On Reibey's death in February 1912 the property passed to his Nephew—Thomas Reibey Arthur—as Reibey had no children, and by 1929 the property was no longer in family hands. In December 1948, after two years of negotiation, the land and buildings were acquired by the Scenery Preservation Board. The property was reserved as a "historic site", more for its heritage value as a colonial home than its association with Reibey. Since then the house has been restored and filled with furniture, though not to original form, but rather as a facsimile of a wealthy 19th century colonial settler's estate.
Management of the site moved to the National Parks and Wildlife Service at its formation in Nov 1971. The State Government now manages the property, it being maintained by volunteers. Youth Futures, an employment training organisation, was given the task of managing the now established vineyard.

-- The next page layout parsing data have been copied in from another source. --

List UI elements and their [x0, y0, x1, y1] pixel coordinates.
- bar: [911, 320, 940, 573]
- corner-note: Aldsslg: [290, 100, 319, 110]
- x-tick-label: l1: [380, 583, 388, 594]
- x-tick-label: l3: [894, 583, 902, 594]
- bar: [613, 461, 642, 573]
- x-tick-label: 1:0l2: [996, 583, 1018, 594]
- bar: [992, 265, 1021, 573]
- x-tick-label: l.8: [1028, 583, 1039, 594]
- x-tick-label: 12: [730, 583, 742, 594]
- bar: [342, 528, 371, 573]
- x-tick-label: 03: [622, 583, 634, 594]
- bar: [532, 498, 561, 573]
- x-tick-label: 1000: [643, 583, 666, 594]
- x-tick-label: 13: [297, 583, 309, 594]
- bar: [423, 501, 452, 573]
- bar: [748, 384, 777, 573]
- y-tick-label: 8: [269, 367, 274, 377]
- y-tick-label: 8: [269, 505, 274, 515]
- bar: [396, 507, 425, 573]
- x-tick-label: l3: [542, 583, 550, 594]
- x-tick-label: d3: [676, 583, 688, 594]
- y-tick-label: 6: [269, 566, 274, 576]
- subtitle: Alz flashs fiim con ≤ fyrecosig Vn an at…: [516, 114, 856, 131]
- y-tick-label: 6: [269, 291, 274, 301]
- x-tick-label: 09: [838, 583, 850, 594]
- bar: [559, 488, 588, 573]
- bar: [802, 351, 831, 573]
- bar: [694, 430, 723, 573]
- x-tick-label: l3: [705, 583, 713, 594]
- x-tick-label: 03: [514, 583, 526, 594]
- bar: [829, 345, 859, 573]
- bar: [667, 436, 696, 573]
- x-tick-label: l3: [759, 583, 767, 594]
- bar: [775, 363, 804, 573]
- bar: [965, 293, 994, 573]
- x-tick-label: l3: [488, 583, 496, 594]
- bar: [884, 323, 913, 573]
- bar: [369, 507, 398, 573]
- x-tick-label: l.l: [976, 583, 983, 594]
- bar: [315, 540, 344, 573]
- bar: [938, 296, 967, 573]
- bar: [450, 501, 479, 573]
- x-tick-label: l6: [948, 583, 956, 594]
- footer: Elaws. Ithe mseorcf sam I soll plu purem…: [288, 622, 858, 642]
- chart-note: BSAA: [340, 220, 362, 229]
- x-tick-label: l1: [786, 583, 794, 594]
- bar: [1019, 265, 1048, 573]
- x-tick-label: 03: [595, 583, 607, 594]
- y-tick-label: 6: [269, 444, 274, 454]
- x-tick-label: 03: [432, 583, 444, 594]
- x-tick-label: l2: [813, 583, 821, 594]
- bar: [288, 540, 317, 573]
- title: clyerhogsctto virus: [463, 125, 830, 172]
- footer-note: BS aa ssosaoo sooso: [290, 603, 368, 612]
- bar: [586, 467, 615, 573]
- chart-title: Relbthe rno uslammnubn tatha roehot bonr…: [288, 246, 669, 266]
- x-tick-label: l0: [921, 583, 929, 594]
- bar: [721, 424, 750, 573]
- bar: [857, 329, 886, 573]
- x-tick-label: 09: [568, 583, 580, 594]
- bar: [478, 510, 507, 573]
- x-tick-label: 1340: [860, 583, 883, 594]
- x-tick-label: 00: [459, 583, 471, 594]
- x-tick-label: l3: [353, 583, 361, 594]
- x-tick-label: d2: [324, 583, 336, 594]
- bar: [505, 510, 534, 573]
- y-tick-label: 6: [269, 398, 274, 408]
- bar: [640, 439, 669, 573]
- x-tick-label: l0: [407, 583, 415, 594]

Waddamana Hydro-Electric power station
For a glimpse of more recent history, the former hydro village of Waddamana and the preserved Waddamana A Hydro-Electric power station takes visitors back to the birth of Hydro-Electric power generation in the state by Hydro Tasmania. Waddamana was the first hydro-electric power plant ever operated by the Tasmanian Hydro-Electric Department (later the Hydro-Electric Commission or HEC), opened in 1916. Waddamana A Power Station now has a new life as a museum filled with original equipment and other displays, including the Control room switchboard from the Shannon Power Station. You can tour through the turbine hall, with hands-on exposure to the mighty Pelton wheel turbines that first began generating electricity over a century ago. The view looking up the penstocks – the steep pipes that transported the water downhill and into the station – is striking, and conjures images of the determined workers who built these in the early 1900s.